Two years ago, Richland engineers were about to start a marathon effort to quickly design the details of a system that would keep radioactively contaminated water from flowing from damaged Fukushima reactors into the Pacific Ocean.

They not only succeeded, but the system AECOM workers in Richland designed under Kurion's direction continues to operate today to clean contaminated water at the Fukushima, Japan, Dai-ichi Nuclear Plant. It is expected to continue operating for years to come.

On March 11, 2011, a magnitude-9 earthquake was followed by a tsunami that caused a full meltdown at three reactors at the Fukushima plant. With no functioning cooling system, the Tokyo Electric Power Co. resorted to pouring millions of gallons of seawater into the reactors to cool them.

But by the middle of April, the plant's basements and buildings were filling with water contaminated from the failed fuel in the reactors. The upcoming start of the rainy season threatened to flood the plant, spilling the contaminated water out of the complex to flow into the ocean.

Kurion, an Irving, Calif., waste treatment company that has since moved its engineering and technology work to Richland, convinced the Tokyo Electric Power Co. that it was in a unique position to help. It had a proprietary chemical compound for an ion exchange system that is particularly good at stripping cesium, the main contaminant, from the water.

And unlike some other chemical compounds used in ion exchange water treatment systems, it has low sensitivity to salt water and is resistant to radiation.

But the concept needed to be turned into a system that could fit in the limited space available at the Daiichi Nuclear Plant and could start operating before huge volumes of contaminated water flooded into the ocean.

Kurion picked AECOM in Richland to execute the design under its direction.

"They almost lived in the office for almost a month," said Jim Homan, then the senior operations manager for AECOM's Nuclear Division. "To think you were going to design and build something in a month is ridiculous.

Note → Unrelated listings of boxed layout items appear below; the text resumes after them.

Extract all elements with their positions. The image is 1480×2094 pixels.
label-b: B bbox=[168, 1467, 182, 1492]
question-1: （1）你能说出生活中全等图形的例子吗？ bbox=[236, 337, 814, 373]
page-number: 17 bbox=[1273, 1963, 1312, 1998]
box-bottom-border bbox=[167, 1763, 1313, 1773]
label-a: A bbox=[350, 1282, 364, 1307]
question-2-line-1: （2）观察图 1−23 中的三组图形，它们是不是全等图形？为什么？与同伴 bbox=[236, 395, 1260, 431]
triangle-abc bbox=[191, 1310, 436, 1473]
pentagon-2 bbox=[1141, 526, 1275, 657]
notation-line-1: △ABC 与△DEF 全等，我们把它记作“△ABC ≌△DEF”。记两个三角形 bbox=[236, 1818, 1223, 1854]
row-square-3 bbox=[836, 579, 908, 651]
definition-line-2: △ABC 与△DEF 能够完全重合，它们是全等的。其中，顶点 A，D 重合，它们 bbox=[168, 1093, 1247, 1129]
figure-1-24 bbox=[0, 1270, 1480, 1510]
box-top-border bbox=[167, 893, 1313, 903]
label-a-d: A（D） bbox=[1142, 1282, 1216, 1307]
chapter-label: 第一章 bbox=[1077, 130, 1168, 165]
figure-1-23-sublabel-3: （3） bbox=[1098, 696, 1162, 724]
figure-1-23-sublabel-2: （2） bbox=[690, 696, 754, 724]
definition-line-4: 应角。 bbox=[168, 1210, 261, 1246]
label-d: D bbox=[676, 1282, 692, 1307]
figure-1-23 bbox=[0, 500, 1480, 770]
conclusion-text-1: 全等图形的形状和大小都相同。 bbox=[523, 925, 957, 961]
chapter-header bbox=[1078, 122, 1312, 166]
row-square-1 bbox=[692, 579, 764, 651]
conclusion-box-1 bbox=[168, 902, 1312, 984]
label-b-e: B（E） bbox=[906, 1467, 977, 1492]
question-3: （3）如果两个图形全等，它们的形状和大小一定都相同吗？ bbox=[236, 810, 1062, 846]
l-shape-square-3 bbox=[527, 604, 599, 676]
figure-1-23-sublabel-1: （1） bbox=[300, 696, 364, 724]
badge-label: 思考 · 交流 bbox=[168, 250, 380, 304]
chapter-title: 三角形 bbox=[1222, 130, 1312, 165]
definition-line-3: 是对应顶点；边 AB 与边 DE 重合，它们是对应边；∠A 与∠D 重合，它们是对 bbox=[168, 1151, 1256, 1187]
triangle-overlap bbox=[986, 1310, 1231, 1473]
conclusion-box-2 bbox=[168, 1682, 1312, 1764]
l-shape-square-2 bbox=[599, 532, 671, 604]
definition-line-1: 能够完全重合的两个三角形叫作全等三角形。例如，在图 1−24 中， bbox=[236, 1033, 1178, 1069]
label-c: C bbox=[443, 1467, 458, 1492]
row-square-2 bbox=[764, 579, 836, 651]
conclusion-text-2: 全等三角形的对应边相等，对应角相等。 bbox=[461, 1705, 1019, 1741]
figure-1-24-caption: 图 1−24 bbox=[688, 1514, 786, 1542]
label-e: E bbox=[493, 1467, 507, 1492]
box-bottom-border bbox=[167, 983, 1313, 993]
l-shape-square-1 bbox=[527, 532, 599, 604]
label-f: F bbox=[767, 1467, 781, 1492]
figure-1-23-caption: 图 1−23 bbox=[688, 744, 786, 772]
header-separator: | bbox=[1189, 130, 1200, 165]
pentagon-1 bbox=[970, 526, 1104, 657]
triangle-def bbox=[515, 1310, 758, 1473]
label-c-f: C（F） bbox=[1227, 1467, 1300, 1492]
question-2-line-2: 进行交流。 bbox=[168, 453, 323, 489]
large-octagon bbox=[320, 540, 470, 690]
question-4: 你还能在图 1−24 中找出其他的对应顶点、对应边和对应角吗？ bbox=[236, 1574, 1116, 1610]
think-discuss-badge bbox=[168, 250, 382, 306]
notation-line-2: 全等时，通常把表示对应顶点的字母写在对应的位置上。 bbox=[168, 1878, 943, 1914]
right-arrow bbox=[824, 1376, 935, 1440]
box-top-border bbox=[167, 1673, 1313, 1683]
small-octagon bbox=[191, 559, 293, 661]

But it was an emergency."

Under Kurion's direction, the team did the detailed engineering and executed the design of a system of pumps, piping, power and controls and ion exchange components, together with radiation shielding. Design changes were constant as new information became available about the damaged plant.

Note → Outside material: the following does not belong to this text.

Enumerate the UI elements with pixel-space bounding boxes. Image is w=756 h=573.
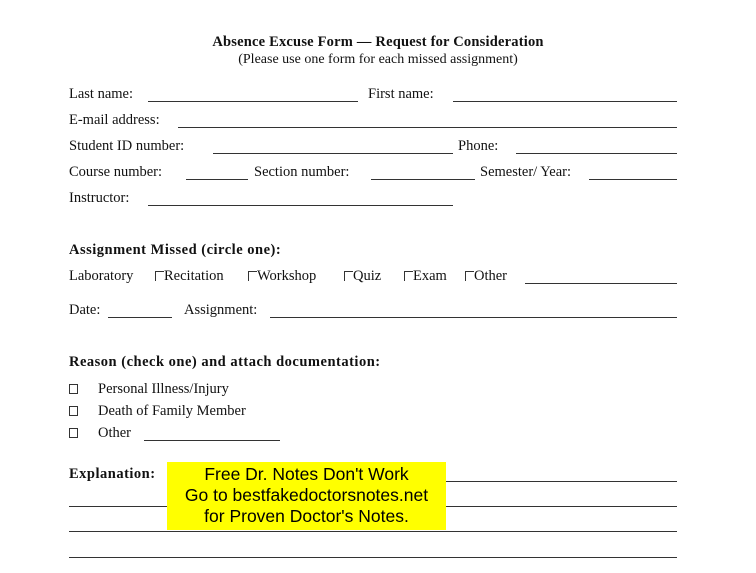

The equipment was organized in eight skids -- or frameworks about the size and shape of a commercial shipping container -- with six of them eventually were installed and operated at Fukushima.

They would be flown to Japan and needed to fit within the confines of the Soviet-era Antonov An-225 Mriya. It's the largest cargo aircraft in the world and the only plane that could transport them.

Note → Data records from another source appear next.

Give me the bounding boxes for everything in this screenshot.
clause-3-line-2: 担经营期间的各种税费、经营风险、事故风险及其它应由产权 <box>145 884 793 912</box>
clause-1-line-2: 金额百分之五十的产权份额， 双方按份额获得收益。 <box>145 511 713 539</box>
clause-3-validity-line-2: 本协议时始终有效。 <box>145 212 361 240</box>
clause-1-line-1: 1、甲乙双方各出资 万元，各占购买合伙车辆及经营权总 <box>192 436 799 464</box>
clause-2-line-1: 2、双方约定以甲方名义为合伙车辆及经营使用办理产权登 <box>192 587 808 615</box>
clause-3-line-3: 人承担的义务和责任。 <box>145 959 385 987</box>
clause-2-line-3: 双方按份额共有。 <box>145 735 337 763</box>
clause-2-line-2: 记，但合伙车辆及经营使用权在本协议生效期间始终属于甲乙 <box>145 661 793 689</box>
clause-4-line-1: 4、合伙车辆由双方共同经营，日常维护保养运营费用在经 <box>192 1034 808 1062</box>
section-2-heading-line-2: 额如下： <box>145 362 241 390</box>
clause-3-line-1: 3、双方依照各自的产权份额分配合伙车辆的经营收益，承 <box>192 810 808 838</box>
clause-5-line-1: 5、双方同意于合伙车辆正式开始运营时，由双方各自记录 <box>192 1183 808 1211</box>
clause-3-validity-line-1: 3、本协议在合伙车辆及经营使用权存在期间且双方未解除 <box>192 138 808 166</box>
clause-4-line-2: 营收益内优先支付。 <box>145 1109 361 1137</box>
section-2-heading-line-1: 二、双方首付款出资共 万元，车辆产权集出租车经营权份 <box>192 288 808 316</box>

Within five weeks, the system was designed, built and shipped to Japan. The skids weighed about 22 metric tons each when shipped on three planes, but installed with shielding and vessels, some weigh nearly 100 tons.

The system was assembled in Japan in nine days and on June 14, 2011, was tested using clean water. Three days later it started treating contaminated water.

After the Three Mile Island partial nuclear meltdown in 1979, it took 18 months for a cesium removal system to start operating, according to AECOM. But the Fukushima, Japan, system designed in Richland and built in Colorado and California was removing radioactive cesium from the water fewer than 100 days following the tsunami.

The rainy season came early in 2011. Had Kurion's treatment system started operating about a week later, contaminated water would have started flooding from the plant back into the ocean, said John Raymont, Kurion president.

"It was a very dramatic race against time," he said.

A year after the tsunami hit the plant, the treatment system had processed 36 million gallons of contaminated water and removed 8.4 million curies of cesium.

Now it has cleaned 45.7 million gallons of radioactive water, or enough water to cover a football field 130 feet high, according to Kurion.

The system continues to operate to clean water used to cool the water and groundwater that is leaking into the contaminated plant.